24. Açıklanan nedenlerle mahkemece bozmaya uyulmakla gerçekleşen usulî kazanılmış hak nazara alınarak hükmüne uyulan bozma gereklerinin yerine getirilmesi gerekirken, uyma kararından dönülüp direnme kararı verilmiş olması usul ve yasaya aykırıdır.

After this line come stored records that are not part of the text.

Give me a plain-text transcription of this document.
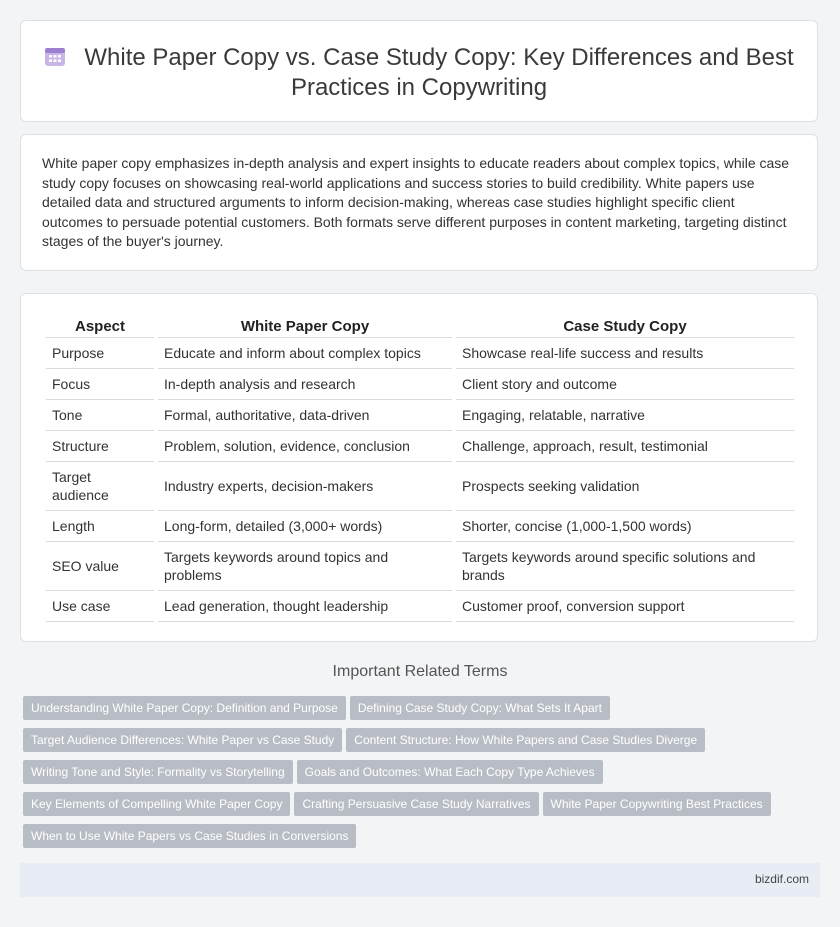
White Paper Copy vs. Case Study Copy: Key Differences and Best Practices in Copywriting
White paper copy emphasizes in-depth analysis and expert insights to educate readers about complex topics, while case study copy focuses on showcasing real-world applications and success stories to build credibility. White papers use detailed data and structured arguments to inform decision-making, whereas case studies highlight specific client outcomes to persuade potential customers. Both formats serve different purposes in content marketing, targeting distinct stages of the buyer's journey.
Aspect	White Paper Copy	Case Study Copy
Purpose	Educate and inform about complex topics	Showcase real-life success and results
Focus	In-depth analysis and research	Client story and outcome
Tone	Formal, authoritative, data-driven	Engaging, relatable, narrative
Structure	Problem, solution, evidence, conclusion	Challenge, approach, result, testimonial
Target audience	Industry experts, decision-makers	Prospects seeking validation
Length	Long-form, detailed (3,000+ words)	Shorter, concise (1,000-1,500 words)
SEO value	Targets keywords around topics and problems	Targets keywords around specific solutions and brands
Use case	Lead generation, thought leadership	Customer proof, conversion support
Important Related Terms
Understanding White Paper Copy: Definition and Purpose Defining Case Study Copy: What Sets It Apart
Target Audience Differences: White Paper vs Case Study Content Structure: How White Papers and Case Studies Diverge
Writing Tone and Style: Formality vs Storytelling Goals and Outcomes: What Each Copy Type Achieves
Key Elements of Compelling White Paper Copy Crafting Persuasive Case Study Narratives White Paper Copywriting Best Practices
When to Use White Papers vs Case Studies in Conversions
bizdif.com
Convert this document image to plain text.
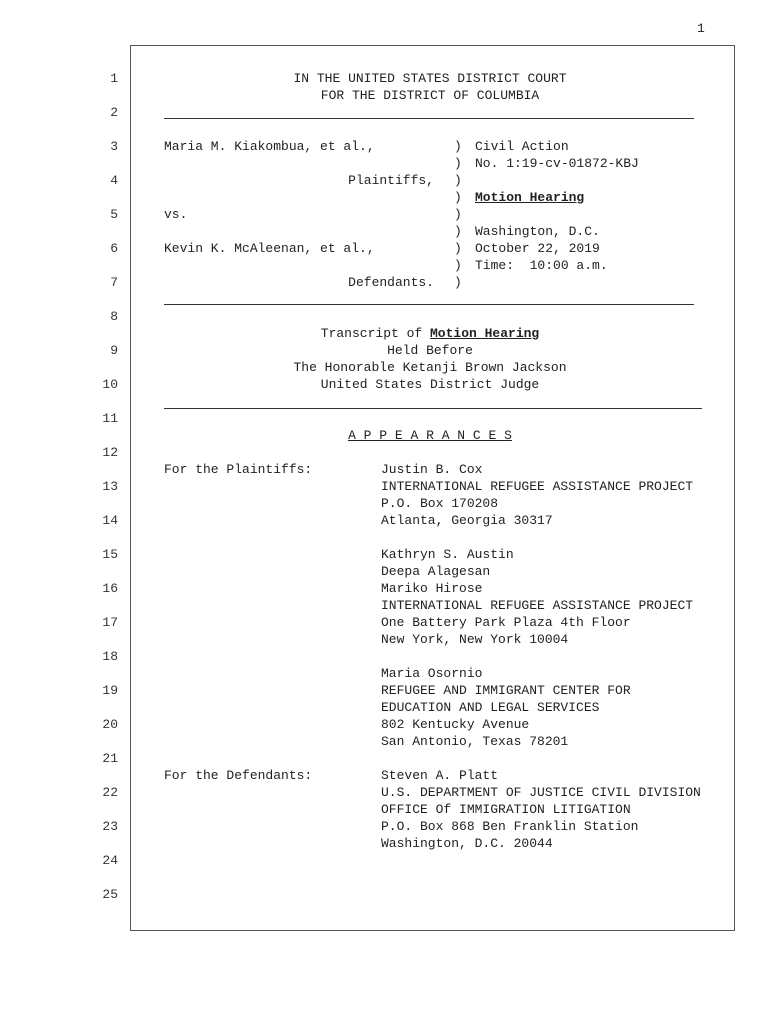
1
1
2
3
4
5
6
7
8
9
10
11
12
13
14
15
16
17
18
19
20
21
22
23
24
25
IN THE UNITED STATES DISTRICT COURT
FOR THE DISTRICT OF COLUMBIA
Maria M. Kiakombua, et al.,
Plaintiffs,
vs.
Kevin K. McAleenan, et al.,
Defendants.
)
)
)
)
)
)
)
)
)
Civil Action
No. 1:19-cv-01872-KBJ
Motion Hearing
Washington, D.C.
October 22, 2019
Time:  10:00 a.m.
Transcript of Motion Hearing
Held Before
The Honorable Ketanji Brown Jackson
United States District Judge
A P P E A R A N C E S
For the Plaintiffs:	Justin B. Cox
INTERNATIONAL REFUGEE ASSISTANCE PROJECT
P.O. Box 170208
Atlanta, Georgia 30317
Kathryn S. Austin
Deepa Alagesan
Mariko Hirose
INTERNATIONAL REFUGEE ASSISTANCE PROJECT
One Battery Park Plaza 4th Floor
New York, New York 10004
Maria Osornio
REFUGEE AND IMMIGRANT CENTER FOR
EDUCATION AND LEGAL SERVICES
802 Kentucky Avenue
San Antonio, Texas 78201
For the Defendants:	Steven A. Platt
U.S. DEPARTMENT OF JUSTICE CIVIL DIVISION
OFFICE Of IMMIGRATION LITIGATION
P.O. Box 868 Ben Franklin Station
Washington, D.C. 20044
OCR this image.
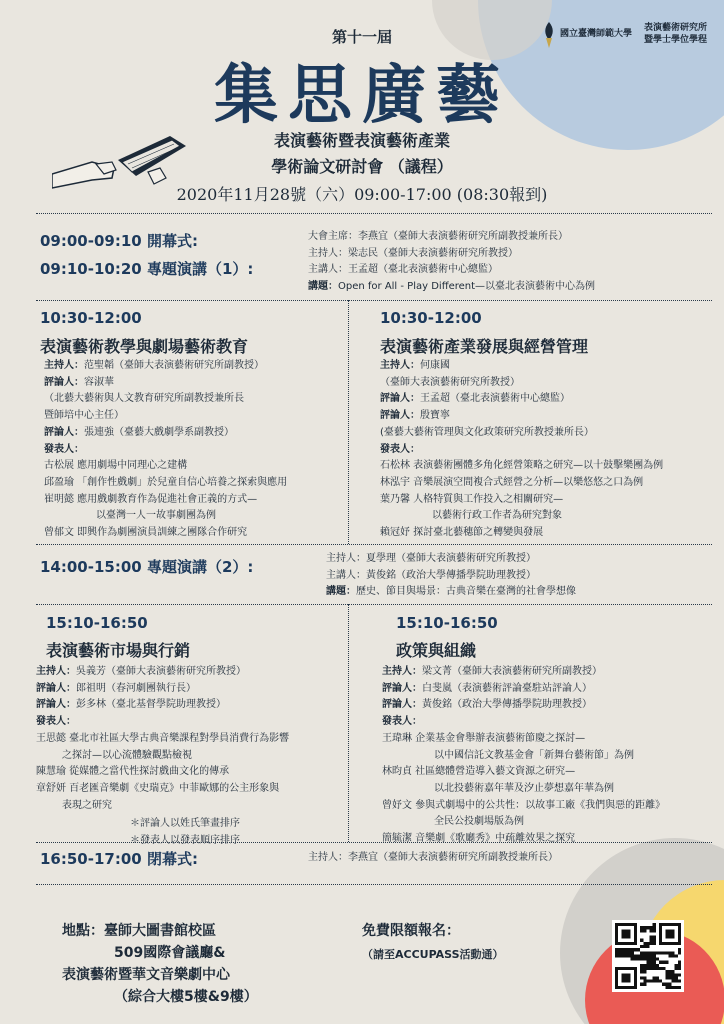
第十一屆
集思廣藝
表演藝術暨表演藝術產業
學術論文研討會 （議程）
2020年11月28號（六）09:00-17:00 (08:30報到)
國立臺灣師範大學
表演藝術研究所
暨學士學位學程
09:00-09:10 開幕式:
09:10-10:20 專題演講（1）:
大會主席：李燕宜（臺師大表演藝術研究所副教授兼所長）
主持人：梁志民（臺師大表演藝術研究所教授）
主講人：王孟超（臺北表演藝術中心總監）
講題：Open for All - Play Different—以臺北表演藝術中心為例
10:30-12:00
表演藝術教學與劇場藝術教育
主持人：范聖韜（臺師大表演藝術研究所副教授）
評論人：容淑華
（北藝大藝術與人文教育研究所副教授兼所長
暨師培中心主任）
評論人：張連強（臺藝大戲劇學系副教授）
發表人：
古松展 應用劇場中同理心之建構
邱盈瑜 「創作性戲劇」於兒童自信心培養之探索與應用
崔明懿 應用戲劇教育作為促進社會正義的方式—
以臺灣一人一故事劇團為例
曾郁文 即興作為劇團演員訓練之團隊合作研究
10:30-12:00
表演藝術產業發展與經營管理
主持人：何康國
（臺師大表演藝術研究所教授）
評論人：王孟超（臺北表演藝術中心總監）
評論人：殷寶寧
(臺藝大藝術管理與文化政策研究所教授兼所長）
發表人：
石松林 表演藝術團體多角化經營策略之研究—以十鼓擊樂團為例
林泓宇 音樂展演空間複合式經營之分析—以樂悠悠之口為例
葉乃馨 人格特質與工作投入之相關研究—
以藝術行政工作者為研究對象
賴冠妤 探討臺北藝穗節之轉變與發展
14:00-15:00 專題演講（2）:	主持人：夏學理（臺師大表演藝術研究所教授）
主講人：黃俊銘（政治大學傳播學院助理教授）
講題：歷史、節目與場景：古典音樂在臺灣的社會學想像
15:10-16:50
表演藝術市場與行銷
主持人：吳義芳（臺師大表演藝術研究所教授）
評論人：郎祖明（春河劇團執行長）
評論人：彭多林（臺北基督學院助理教授）
發表人：
王思懿 臺北市社區大學古典音樂課程對學員消費行為影響
之探討—以心流體驗觀點檢視
陳慧瑜 從媒體之當代性探討戲曲文化的傳承
章舒妍 百老匯音樂劇《史瑞克》中菲歐娜的公主形象與
表現之研究
＊評論人以姓氏筆畫排序
＊發表人以發表順序排序
15:10-16:50
政策與組織
主持人：梁文菁（臺師大表演藝術研究所副教授）
評論人：白斐嵐（表演藝術評論臺駐站評論人）
評論人：黃俊銘（政治大學傳播學院助理教授）
發表人：
王瑋琳 企業基金會舉辦表演藝術節慶之探討—
以中國信託文教基金會「新舞台藝術節」為例
林昀貞 社區總體營造導入藝文資源之研究—
以北投藝術嘉年華及汐止夢想嘉年華為例
曾妤文 參與式劇場中的公共性：以故事工廠《我們與惡的距離》
全民公投劇場版為例
簡毓潔 音樂劇《歌廳秀》中疏離效果之探究
16:50-17:00 閉幕式:	主持人：李燕宜（臺師大表演藝術研究所副教授兼所長）
地點：臺師大圖書館校區
509國際會議廳&
表演藝術暨華文音樂劇中心
（綜合大樓5樓&9樓）
免費限額報名：
（請至ACCUPASS活動通）
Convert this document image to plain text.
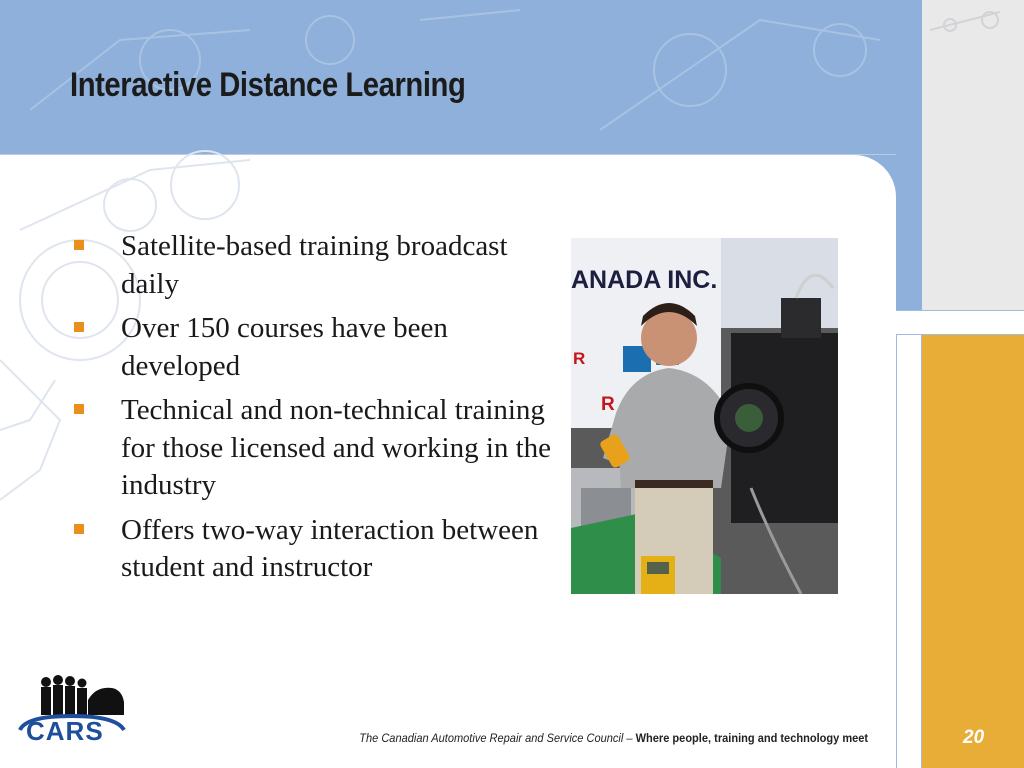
Interactive Distance Learning
Satellite-based training broadcast daily
Over 150 courses have been developed
Technical and non-technical training for those licensed and working in the industry
Offers two-way interaction between student and instructor
ANADA INC.
R
R
CARS	The Canadian Automotive Repair and Service Council – Where people, training and technology meet	20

25. Hâl böyle olunca direnme kararı yukarıda açıklanan nedenlerden dolayı usulden bozulmalıdır.
V. SONUÇ:
Açıklanan nedenlerle;
Davalı ... vekilinin temyiz itirazlarının kabulü ile direnme kararının yukarıda belirtilen nedenlerden dolayı 6100 sayılı Hukuk Muhakemeleri Kanunu’nun Geçici 3. maddesi atfıyla uygulanmakta olan 1086 sayılı Hukuk Usulü Muhakemeleri Kanunu"nun 429. maddesi gereğince usulden BOZULMASINA,
Bozma nedenine göre davalı ... vekilinin temyizden feragat dilekçesi hakkında karar verilmesine yer olmadığına,
İstek hâlinde temyiz peşin harcının yatırana geri verilmesine,
Karar düzeltme yolu kapalı olmak üzere, 30.09.2021 tarihinde oy birliği ile kesin olarak karar verildi.